Nos últimos anos, o Supremo Tribunal Federal (STF) tem sido alvo de críticas e até de projetos no Congresso Nacional com o objetivo de restringir sua atuação.
Magistrado há quase 40 anos, Zuquim disse que as investidas do Legislativo brasileiro demostram o descontentamento social.
“É muito prematuro a gente fazer qualquer comentário. Há uma insatisfação não só do STF, mas do Judiciário como um todo. Nós estamos passando por um período de fragilidade”, disse.
Como forma de superar esse período, Zuquim sugere uma atuação mais forte e intensa do Judiciário.

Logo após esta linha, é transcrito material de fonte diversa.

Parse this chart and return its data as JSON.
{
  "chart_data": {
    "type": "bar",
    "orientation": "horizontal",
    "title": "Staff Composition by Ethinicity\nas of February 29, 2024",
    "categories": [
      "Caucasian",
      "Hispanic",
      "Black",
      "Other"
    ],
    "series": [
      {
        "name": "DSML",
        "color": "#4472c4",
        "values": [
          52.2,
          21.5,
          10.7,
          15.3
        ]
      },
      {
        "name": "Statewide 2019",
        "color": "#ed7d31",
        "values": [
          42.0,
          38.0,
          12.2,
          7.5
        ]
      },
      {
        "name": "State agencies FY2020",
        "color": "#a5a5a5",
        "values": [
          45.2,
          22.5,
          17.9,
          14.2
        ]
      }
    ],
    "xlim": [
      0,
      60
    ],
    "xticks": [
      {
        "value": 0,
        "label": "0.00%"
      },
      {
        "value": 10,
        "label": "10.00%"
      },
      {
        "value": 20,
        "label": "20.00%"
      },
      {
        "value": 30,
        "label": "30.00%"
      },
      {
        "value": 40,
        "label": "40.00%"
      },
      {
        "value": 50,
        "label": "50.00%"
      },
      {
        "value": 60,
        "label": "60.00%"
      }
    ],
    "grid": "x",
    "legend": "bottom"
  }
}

“Como vamos superar isso? Trabalhando. Mostrando mais trabalho. Contentando mais o jurisdicionado, dando mais prestação jurisdicional. Oferecendo celeridade. Para resgatar [a credibilidade], é trabalho”, disse.
Nesta semana, a Proposta de Emenda à Constituição (PEC) que permite ao Congresso sustar decisões do STF foi aprovada na Comissão de Constituição e Justiça da Câmara Federal.
Agora, o texto deve ser analisado por uma comissão especial antes de ir para a apreciação dos deputados.
A proposta foi a segunda aprovada de um pacote de medidas que miram competências do Supremo e de ministros da Corte. Antes, os deputados também deram aval para uma PEC que limita decisões monocráticas (individuais).